While Li owns 30 per cent of his main conglomerate and property flagship, Lee owns over 72 per cent of his property flagship.
Li, Hong Kong’s richest man, grew his wealth by operating a range of businesses in more than 50 countries, in contrast to Uncle Four, the city’s second-richest tycoon, who has focused on property development in Hong Kong and mainland China together with a stable natural gas distribution business.
On a lighter note, Lee said Monday he did not like western food. He said he would continue to focus on Hong Kong, where 90 per cent of the group’s business is based.
Hong Kong will benefit hugely from China’s “One Belt, One Road” initiative, he said.
Businesses related to the raising of capital, such as banking, accounting and legal firms, will prosper in the years to come, Lee said.
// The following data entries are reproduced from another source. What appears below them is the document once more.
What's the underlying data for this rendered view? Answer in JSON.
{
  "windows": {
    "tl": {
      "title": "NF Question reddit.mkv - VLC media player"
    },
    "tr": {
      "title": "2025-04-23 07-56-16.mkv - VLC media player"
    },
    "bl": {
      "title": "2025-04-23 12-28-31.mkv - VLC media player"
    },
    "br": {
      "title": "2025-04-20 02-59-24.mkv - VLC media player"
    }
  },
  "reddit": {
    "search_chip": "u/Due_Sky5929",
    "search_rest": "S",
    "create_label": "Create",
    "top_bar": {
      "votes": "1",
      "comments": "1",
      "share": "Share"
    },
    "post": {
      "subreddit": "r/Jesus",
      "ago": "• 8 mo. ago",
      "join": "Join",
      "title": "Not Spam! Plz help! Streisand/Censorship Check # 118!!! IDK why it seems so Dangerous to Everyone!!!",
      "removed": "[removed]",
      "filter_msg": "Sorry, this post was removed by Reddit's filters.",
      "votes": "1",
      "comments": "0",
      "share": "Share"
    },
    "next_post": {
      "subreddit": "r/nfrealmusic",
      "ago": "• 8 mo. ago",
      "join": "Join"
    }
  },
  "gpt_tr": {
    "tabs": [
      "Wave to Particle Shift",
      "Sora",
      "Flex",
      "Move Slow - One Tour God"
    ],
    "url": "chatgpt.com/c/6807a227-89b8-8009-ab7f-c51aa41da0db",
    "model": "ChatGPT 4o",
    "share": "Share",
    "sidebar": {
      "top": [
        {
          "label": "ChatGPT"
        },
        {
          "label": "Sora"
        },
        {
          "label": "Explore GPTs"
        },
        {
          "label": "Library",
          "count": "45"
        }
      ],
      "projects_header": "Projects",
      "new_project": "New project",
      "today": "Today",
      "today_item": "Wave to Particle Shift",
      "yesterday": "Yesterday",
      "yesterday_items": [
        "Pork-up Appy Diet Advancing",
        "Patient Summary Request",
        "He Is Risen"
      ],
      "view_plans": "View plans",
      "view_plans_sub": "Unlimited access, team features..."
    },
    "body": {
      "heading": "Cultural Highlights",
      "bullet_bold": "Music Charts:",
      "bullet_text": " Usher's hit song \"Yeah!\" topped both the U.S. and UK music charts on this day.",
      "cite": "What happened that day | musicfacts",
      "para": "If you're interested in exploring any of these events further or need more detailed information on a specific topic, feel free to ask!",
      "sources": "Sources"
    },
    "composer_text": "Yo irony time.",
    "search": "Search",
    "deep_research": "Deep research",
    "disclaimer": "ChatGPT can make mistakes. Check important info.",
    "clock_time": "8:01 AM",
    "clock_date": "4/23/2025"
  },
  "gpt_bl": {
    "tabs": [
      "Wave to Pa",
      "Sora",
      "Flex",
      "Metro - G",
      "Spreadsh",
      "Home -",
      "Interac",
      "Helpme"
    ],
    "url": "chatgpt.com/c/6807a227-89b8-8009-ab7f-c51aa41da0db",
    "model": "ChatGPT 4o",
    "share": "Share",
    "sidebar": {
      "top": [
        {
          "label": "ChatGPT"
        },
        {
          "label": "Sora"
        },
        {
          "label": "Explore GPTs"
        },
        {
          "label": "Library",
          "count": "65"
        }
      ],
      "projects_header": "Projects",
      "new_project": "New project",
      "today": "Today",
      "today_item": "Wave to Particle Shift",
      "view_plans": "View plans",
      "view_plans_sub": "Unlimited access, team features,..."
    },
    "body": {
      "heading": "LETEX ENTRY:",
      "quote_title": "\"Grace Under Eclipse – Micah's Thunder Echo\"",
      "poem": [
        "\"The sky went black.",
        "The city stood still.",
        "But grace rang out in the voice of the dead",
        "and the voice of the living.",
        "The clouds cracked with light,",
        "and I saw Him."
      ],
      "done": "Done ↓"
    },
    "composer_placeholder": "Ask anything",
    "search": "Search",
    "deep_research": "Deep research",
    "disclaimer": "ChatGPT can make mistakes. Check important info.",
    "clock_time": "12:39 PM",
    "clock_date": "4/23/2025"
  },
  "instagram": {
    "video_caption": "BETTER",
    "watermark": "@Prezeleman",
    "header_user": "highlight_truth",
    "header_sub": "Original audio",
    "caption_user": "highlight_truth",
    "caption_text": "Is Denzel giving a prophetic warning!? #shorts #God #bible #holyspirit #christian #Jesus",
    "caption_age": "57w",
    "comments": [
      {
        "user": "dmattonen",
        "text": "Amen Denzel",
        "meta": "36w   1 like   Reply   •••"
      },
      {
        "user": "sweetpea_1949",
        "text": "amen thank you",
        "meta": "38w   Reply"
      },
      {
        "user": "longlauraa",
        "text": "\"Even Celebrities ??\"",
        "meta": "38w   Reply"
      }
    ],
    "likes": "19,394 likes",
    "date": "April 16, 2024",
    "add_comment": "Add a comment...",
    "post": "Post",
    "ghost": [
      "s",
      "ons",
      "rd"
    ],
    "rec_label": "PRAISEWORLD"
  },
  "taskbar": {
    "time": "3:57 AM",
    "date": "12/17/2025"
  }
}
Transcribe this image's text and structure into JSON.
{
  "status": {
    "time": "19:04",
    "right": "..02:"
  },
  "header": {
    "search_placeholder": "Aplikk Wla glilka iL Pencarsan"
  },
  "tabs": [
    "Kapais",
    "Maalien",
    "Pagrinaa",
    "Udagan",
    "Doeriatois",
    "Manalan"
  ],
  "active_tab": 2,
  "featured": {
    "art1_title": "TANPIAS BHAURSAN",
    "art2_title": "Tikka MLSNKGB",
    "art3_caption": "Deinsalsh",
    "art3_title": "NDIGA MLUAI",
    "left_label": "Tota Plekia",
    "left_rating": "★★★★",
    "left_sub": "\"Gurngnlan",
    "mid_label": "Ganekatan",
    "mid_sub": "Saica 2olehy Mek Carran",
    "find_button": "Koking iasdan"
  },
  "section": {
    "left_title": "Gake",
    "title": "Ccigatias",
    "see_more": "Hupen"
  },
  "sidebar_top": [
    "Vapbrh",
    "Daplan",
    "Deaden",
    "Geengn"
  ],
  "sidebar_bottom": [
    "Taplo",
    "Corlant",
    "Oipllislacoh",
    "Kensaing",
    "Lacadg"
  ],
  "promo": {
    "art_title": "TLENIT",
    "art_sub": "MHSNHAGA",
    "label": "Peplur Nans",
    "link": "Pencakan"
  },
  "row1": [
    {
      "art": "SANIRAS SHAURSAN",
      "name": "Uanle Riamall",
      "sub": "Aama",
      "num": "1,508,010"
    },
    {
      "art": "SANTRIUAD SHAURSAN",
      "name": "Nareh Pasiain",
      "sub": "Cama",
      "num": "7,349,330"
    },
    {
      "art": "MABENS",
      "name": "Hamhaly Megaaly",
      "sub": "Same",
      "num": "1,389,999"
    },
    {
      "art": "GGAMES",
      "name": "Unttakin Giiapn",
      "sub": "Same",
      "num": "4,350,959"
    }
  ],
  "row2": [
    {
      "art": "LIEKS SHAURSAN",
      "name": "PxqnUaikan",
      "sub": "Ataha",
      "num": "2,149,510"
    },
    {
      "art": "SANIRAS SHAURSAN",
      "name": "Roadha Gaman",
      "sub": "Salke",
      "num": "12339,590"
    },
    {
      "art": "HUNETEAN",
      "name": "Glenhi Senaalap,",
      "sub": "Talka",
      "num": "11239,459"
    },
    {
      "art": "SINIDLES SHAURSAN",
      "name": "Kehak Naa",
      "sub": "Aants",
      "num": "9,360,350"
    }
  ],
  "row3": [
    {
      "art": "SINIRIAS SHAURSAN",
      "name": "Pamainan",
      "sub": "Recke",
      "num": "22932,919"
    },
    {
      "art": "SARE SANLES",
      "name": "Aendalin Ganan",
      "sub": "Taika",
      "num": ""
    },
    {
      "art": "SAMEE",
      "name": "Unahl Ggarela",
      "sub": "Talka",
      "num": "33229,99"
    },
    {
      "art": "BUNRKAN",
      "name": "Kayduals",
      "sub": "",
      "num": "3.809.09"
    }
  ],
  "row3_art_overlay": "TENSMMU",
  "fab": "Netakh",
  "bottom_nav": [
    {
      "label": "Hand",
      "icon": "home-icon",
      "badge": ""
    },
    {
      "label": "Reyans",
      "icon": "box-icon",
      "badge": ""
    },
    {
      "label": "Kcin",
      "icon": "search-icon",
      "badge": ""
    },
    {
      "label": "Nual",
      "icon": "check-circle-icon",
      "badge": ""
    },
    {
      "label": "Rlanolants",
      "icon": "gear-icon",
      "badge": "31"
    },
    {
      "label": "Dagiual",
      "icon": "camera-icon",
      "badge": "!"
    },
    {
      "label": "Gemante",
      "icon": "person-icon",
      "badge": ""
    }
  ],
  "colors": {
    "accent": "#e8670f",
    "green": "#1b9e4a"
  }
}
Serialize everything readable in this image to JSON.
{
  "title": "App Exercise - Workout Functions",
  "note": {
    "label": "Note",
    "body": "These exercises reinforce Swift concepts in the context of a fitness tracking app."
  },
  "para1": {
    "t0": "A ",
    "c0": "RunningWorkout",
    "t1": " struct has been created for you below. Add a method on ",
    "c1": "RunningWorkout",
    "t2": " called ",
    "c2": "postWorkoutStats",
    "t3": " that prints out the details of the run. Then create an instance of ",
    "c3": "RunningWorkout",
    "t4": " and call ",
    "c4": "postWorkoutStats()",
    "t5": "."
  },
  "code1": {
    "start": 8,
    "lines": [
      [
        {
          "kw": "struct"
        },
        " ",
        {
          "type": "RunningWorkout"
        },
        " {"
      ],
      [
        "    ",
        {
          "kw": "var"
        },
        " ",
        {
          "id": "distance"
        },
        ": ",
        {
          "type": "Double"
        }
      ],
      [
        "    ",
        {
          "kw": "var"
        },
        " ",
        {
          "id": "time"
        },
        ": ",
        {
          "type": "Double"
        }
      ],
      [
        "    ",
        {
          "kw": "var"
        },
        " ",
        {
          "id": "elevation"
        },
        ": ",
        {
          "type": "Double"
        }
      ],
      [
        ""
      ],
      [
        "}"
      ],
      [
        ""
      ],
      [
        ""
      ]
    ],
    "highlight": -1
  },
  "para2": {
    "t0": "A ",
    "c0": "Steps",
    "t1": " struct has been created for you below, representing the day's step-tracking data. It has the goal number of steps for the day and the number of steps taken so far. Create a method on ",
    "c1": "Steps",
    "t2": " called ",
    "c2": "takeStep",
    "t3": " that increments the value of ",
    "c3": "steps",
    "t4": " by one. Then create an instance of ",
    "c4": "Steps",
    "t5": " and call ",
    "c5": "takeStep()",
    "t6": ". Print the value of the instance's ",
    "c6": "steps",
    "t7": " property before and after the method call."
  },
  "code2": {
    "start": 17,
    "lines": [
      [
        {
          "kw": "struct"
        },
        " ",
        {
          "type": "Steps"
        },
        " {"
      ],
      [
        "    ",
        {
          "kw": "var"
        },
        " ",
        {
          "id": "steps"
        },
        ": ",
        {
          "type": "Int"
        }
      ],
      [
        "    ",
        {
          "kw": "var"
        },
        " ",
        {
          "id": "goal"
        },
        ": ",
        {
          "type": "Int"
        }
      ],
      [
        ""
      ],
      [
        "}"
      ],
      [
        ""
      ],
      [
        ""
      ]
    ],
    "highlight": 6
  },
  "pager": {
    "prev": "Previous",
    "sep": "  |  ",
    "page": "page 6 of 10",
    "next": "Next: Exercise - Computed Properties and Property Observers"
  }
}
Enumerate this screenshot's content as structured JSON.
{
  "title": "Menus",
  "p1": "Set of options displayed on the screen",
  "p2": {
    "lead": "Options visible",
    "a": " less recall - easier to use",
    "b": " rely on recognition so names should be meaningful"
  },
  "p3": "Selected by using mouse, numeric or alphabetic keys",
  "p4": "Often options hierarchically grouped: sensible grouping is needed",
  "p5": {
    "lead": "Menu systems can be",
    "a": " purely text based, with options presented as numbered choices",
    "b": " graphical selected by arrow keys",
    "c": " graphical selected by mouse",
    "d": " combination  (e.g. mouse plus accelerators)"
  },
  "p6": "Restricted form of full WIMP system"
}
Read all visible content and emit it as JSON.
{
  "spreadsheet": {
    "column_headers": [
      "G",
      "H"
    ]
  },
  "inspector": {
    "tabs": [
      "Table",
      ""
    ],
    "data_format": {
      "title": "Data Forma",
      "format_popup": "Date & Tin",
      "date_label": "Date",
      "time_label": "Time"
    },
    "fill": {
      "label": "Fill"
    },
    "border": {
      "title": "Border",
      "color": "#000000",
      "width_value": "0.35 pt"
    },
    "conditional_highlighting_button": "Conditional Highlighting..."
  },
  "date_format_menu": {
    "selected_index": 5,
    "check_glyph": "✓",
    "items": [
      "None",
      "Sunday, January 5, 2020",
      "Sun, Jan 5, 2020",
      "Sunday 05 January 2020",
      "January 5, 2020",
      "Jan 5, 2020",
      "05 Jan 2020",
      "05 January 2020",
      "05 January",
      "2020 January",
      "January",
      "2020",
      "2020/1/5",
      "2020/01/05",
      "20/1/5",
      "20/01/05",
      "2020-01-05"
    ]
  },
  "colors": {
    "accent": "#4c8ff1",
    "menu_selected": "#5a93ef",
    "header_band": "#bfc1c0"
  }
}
In the face of widespread gloom about the city’s prospects, he said: “Hong Kong will need to be defensive, but I hope it will not be a long time before it recovers.”
Both tycoons praised Chief Executive Leung Chun-ying for his hard work but stopped short of lending their support to his likely candidacy for a second term.
Well, there is little difference between the two men on how they look at things, and they are always right.